I suppose for me it was on a Tuesday morning, in Bishop’s Stortford, Hertfordshire, when I found an odd group of shopkeepers, gentry, and opportunists gathering at auction. Sure, they were paying for all these treasures, but the cost seemed disproportionately low for what they were buying. Because in my eyes they were getting more than furniture, they were getting little bits of history.
A Mahogany table, fresh from a local country house, mixed with an oaken chest bearing the date ‘1676’. Trays of silver, stamped with a complicated form of medieval semaphore, sat under countless rustic copies of “The Haywain” (This was, don’t forget, Constable Country.) Each piece was different; each piece showed the individual mark of the craftsman who made it.
I needed to have some, and when I returned to the states, I wanted to make some. The way I see it, no one remembers the best accountants of the renaissance, but they do remember the best artisans.
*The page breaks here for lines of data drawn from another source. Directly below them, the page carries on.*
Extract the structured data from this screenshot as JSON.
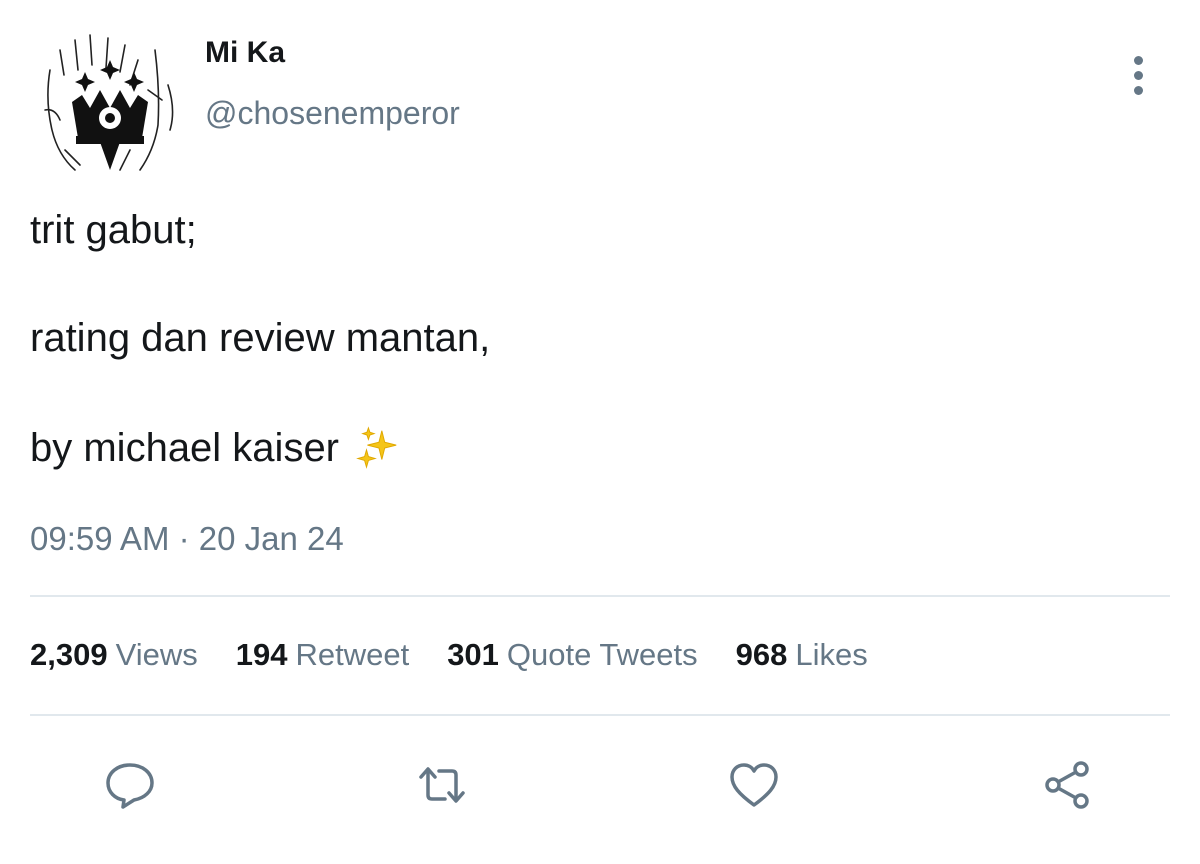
{
  "user": {
    "display_name": "Mi Ka",
    "handle": "@chosenemperor",
    "avatar_icon": "crown-hand-sketch-avatar"
  },
  "tweet": {
    "lines": [
      "trit gabut;",
      "rating dan review mantan,",
      "by michael kaiser"
    ],
    "emoji_icon": "sparkles-icon",
    "timestamp": "09:59 AM · 20 Jan 24"
  },
  "stats": [
    {
      "count": "2,309",
      "label": "Views"
    },
    {
      "count": "194",
      "label": "Retweet"
    },
    {
      "count": "301",
      "label": "Quote Tweets"
    },
    {
      "count": "968",
      "label": "Likes"
    }
  ],
  "actions": [
    "reply-icon",
    "retweet-icon",
    "like-icon",
    "share-icon"
  ],
  "colors": {
    "text": "#14171a",
    "muted": "#657786",
    "divider": "#e1e8ed",
    "sparkle": "#f5c518"
  }
}
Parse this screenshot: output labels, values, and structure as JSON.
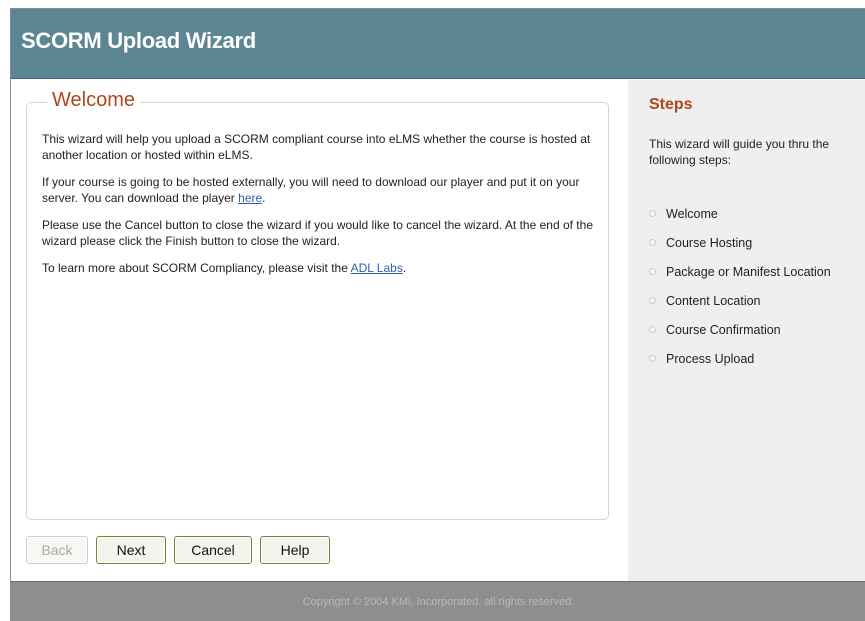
{
  "header": {
    "title": "SCORM Upload Wizard"
  },
  "welcome": {
    "legend": "Welcome",
    "paragraph1": "This wizard will help you upload a SCORM compliant course into eLMS whether the course is hosted at another location or hosted within eLMS.",
    "paragraph2_text": "If your course is going to be hosted externally, you will need to download our player and put it on your server. You can download the player ",
    "paragraph2_link": "here",
    "paragraph2_end": ".",
    "paragraph3": "Please use the Cancel button to close the wizard if you would like to cancel the wizard. At the end of the wizard please click the Finish button to close the wizard.",
    "paragraph4_text": "To learn more about SCORM Compliancy, please visit the ",
    "paragraph4_link": "ADL Labs",
    "paragraph4_end": "."
  },
  "buttons": {
    "back": "Back",
    "next": "Next",
    "cancel": "Cancel",
    "help": "Help"
  },
  "steps": {
    "title": "Steps",
    "intro": "This wizard will guide you thru the following steps:",
    "items": [
      "Welcome",
      "Course Hosting",
      "Package or Manifest Location",
      "Content Location",
      "Course Confirmation",
      "Process Upload"
    ]
  },
  "footer": {
    "copyright": "Copyright © 2004 KMi, Incorporated, all rights reserved."
  },
  "colors": {
    "header_bg": "#5d8694",
    "accent": "#b0461c",
    "link": "#2f5fb0",
    "steps_bg": "#efefef",
    "footer_bg": "#8e8e8e"
  }
}
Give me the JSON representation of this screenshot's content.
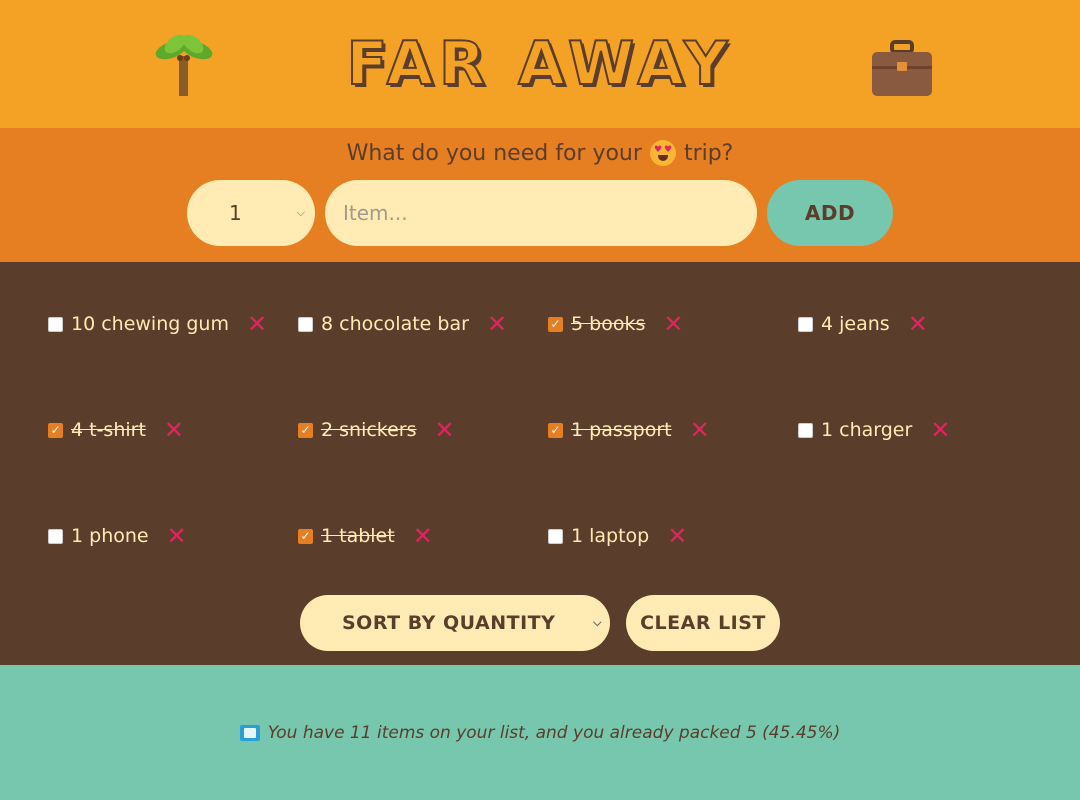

And though my journey is only several years old, I’ve chosen to start it from the same place as my favorite aspiring artist – Combray.
My blog has been inspired by several others that have helped to elevate the discussion of furniture and craftsmanship/craftswomanship to a more civil and friendly level -- The Village Carpenter by Kari Hultman , Working Wood by Tom Fidgen, In The Woodshop by Derek Cohen, Philsville by Phil Edwards and the writings of Christopher Schwartz. I hope that my contributions can continue in that spirit. Enjoy.